LUOGHI, FATTI E PERSONE

Majolini: bollicine e cultura

Proprio la sera stessa della scomparsa di Luigi Veronelli, acuto divulgatore dell'enogastronomia, a pochi chilometri dalla sua casa di Bergamo, precisamente in quel di Ome in Franciacorta, i titolari della cantina Majolini celebravano ciò che Gino, scrittore e giornalista anarchico (per alcuni anche arcaico per via del suo particolare lessico involuto) predicò sempre. Ossia che il buon cibo (se naturale e ben cucinato, e i buoni vini, se fatti con sapienza nei vigneti e in cantina) sono l'espressione più alta della cultura umana. "Non è per nulla un caso che coltura e cultura abbiano identica etimologia", ebbe a sintetizzare recentemente parlando a una platea di giovani.
Eccellente dimostrazione di ciò, è stata la cena organizzata dai Majolini improntata appunto a questi principi quale primo appuntamento dell'Accademia del Gusto.

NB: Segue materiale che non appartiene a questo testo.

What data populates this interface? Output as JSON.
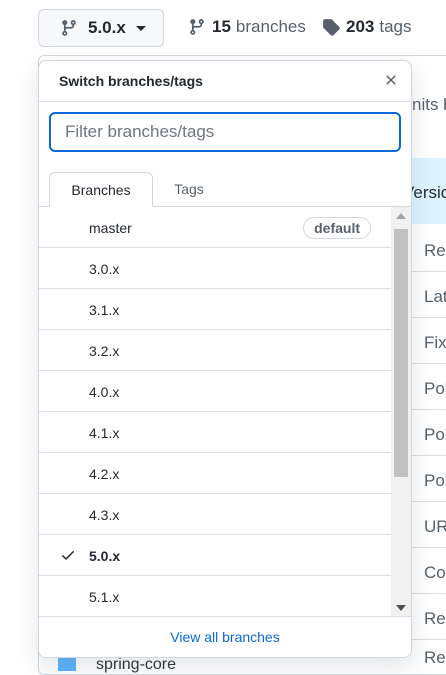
{
  "toolbar": {
    "current_branch": "5.0.x",
    "branches_count": "15",
    "branches_label": "branches",
    "tags_count": "203",
    "tags_label": "tags"
  },
  "background": {
    "header_fragment": "nits b",
    "column_fragment": "Versio",
    "row_fragments": [
      "Rer",
      "Lat",
      "Fix",
      "Pol",
      "Pol",
      "Pol",
      "UR",
      "Co",
      "Rer",
      "Re"
    ],
    "bottom_item": "spring-core",
    "accent": "#ddf4ff"
  },
  "dropdown": {
    "title": "Switch branches/tags",
    "filter_placeholder": "Filter branches/tags",
    "tabs": [
      "Branches",
      "Tags"
    ],
    "items": [
      {
        "name": "master",
        "badge": "default"
      },
      {
        "name": "3.0.x"
      },
      {
        "name": "3.1.x"
      },
      {
        "name": "3.2.x"
      },
      {
        "name": "4.0.x"
      },
      {
        "name": "4.1.x"
      },
      {
        "name": "4.2.x"
      },
      {
        "name": "4.3.x"
      },
      {
        "name": "5.0.x",
        "selected": true
      },
      {
        "name": "5.1.x"
      }
    ],
    "footer_link": "View all branches"
  },
  "colors": {
    "link": "#0969da",
    "focus": "#0969da",
    "border": "#d0d7de"
  },
  "icons": [
    "git-branch-icon",
    "chevron-down-icon",
    "tag-icon",
    "close-icon",
    "check-icon"
  ]
}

Attività pensata e realizzata funzionalmente stilando un calendario di incontri plurisensoriali dedicati alla Franciacorta (intesa come territorio e, va da sé, come terra del vino per antonomasia) dove i protagonisti sono i prodotti alimentari più o meno celebri ma di certo i più prelibati coniugati con le bollicine dei Majolini che in questo territorio ci abitano da sei secoli. In altri termini, si tratta di una sorta di laboratorio di studio e approfondimento gastronomico che ha come coordinatore il collega Francesco Arrigoni. Ciò che tuttavia più piace sottolineare è che questo goloso progetto non è per nulla inficiato (come spessissimo accade) dalla cosiddetta "mano pubblica"; trattasi di una iniziativa privata realizzata con risorse proprie e quindi ancor più meritevole d'avere evidenza.

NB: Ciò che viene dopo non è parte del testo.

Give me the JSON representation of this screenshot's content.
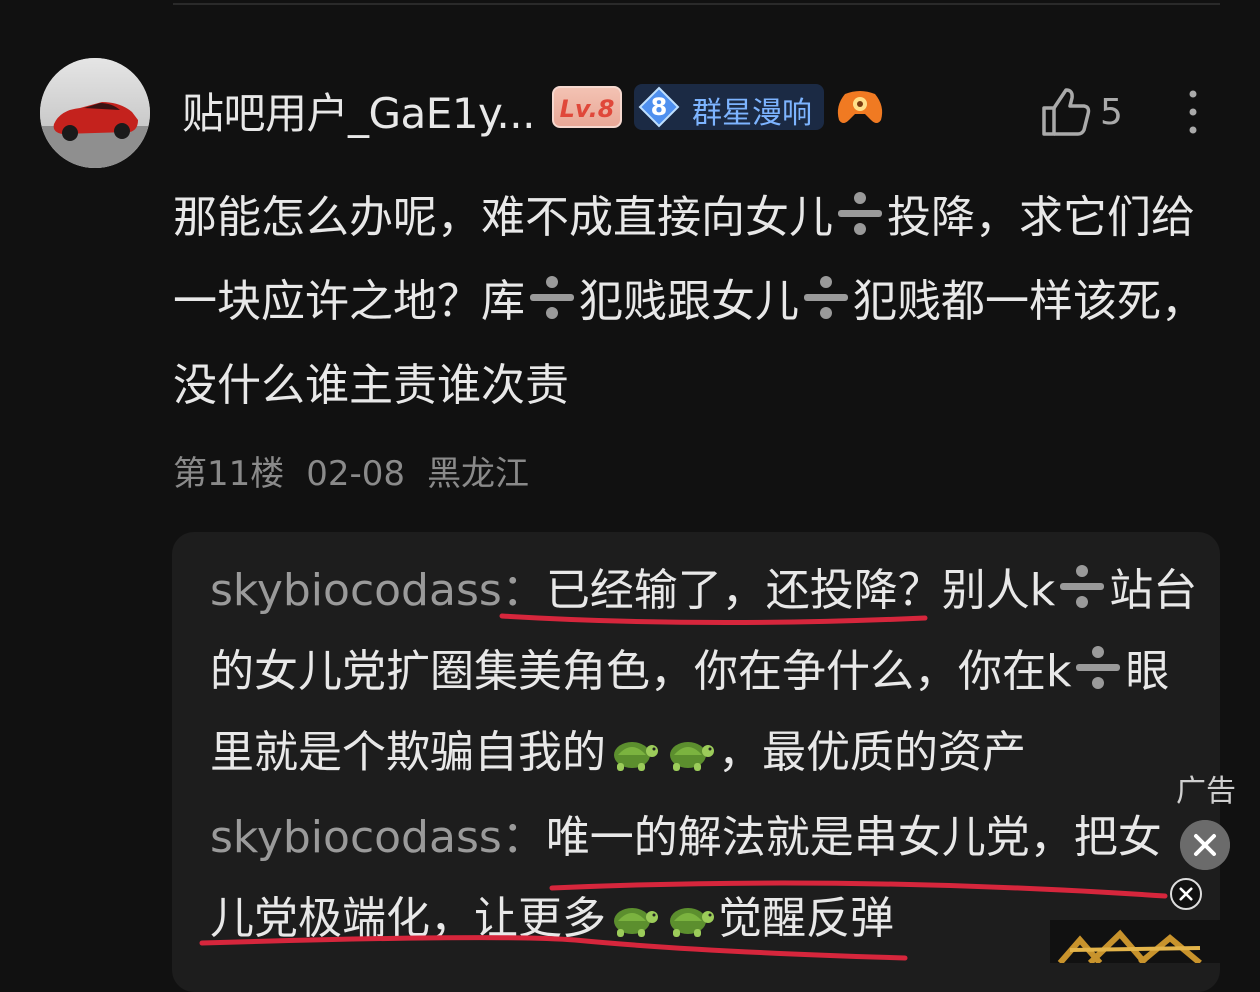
{
  "post": {
    "username": "贴吧用户_GaE1y...",
    "level_badge": "Lv.8",
    "fan_badge": {
      "level": "8",
      "name": "群星漫响"
    },
    "likes": "5",
    "content_parts": [
      "那能怎么办呢，难不成直接向女儿",
      "投降，求它们给一块应许之地？库",
      "犯贱跟女儿",
      "犯贱都一样该死，没什么谁主责谁次责"
    ],
    "floor": "第11楼",
    "date": "02-08",
    "location": "黑龙江"
  },
  "replies": [
    {
      "user": "skybiocodass：",
      "parts": [
        "已经输了，还投降？别人k",
        "站台的女儿党扩圈集美角色，你在争什么，你在k",
        "眼里就是个欺骗自我的",
        "，最优质的资产"
      ]
    },
    {
      "user": "skybiocodass：",
      "parts": [
        "唯一的解法就是串女儿党，把女儿党极端化，让更多",
        "觉醒反弹"
      ]
    }
  ],
  "ad": {
    "label": "广告"
  },
  "icons": {
    "like": "thumbs-up-icon",
    "more": "more-vertical-icon",
    "gamepad": "gamepad-icon",
    "close": "close-icon",
    "divide": "divide-emoji",
    "turtle": "turtle-emoji"
  },
  "colors": {
    "background": "#111111",
    "reply_bg": "#1d1d1d",
    "annotation": "#d6263c",
    "fan_name": "#7db4ff",
    "level_badge": "#e0483a"
  }
}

La prima sessione è stata incentrata sul binomio ostriche-bollicine per perpetuare quel mariage consolidato nell'immaginario collettivo anche se i puristi non si trovano d'accordo a sposare i profumi e la tenera consistenza di questi molluschi con il perlage fine e continuo che, quantomeno il Franciacorta Majolini Pas dosé Aligi Sassu 1999 e il Franciacorta Majolini Brut Electo 2000 che hanno accompagnato la raffinata cena, decisamente posseggono. C'è anzitutto da dire che le ostriche servite non erano dozzinali ma frutto di una attenta selezione curata dal bretone Jean Jaques Cadoret, uno dei maggiori allevatori di questi molluschi che in prima persona ha spiegato le differenze d'allevamento ancorché di forma, consistenza e sapori tra la selvatica "Fine de Binic", la vellutata "Belòn", la piatta, ricercatissima, enorme "Belòn du Belòn" e la verdognola "Fine de claire" dal delicato sapore di nocciola. Crude e al naturale, ça va sans dire, ma anche cucinate con maestria rispettivamente da Philippe Léveillé chef del ristorante "Miramonti l'altro" e dal picaresco Vittorio Fusi de "Il Volto" di Iseo. C'è di più, le Cantine Majolini (20 ettari di proprietà, 140.000 bottiglie prodotte, 5% spedite curiosamente non in Europa ma in Brasile e isole Cayman) sono diventate anche editrici producendo una raffinata collana a edizione numerata di "Quaderni di Cantina" dedicati al fascinoso universo enoico, ponendo in evidenza con rari precisi documenti valori e tradizioni.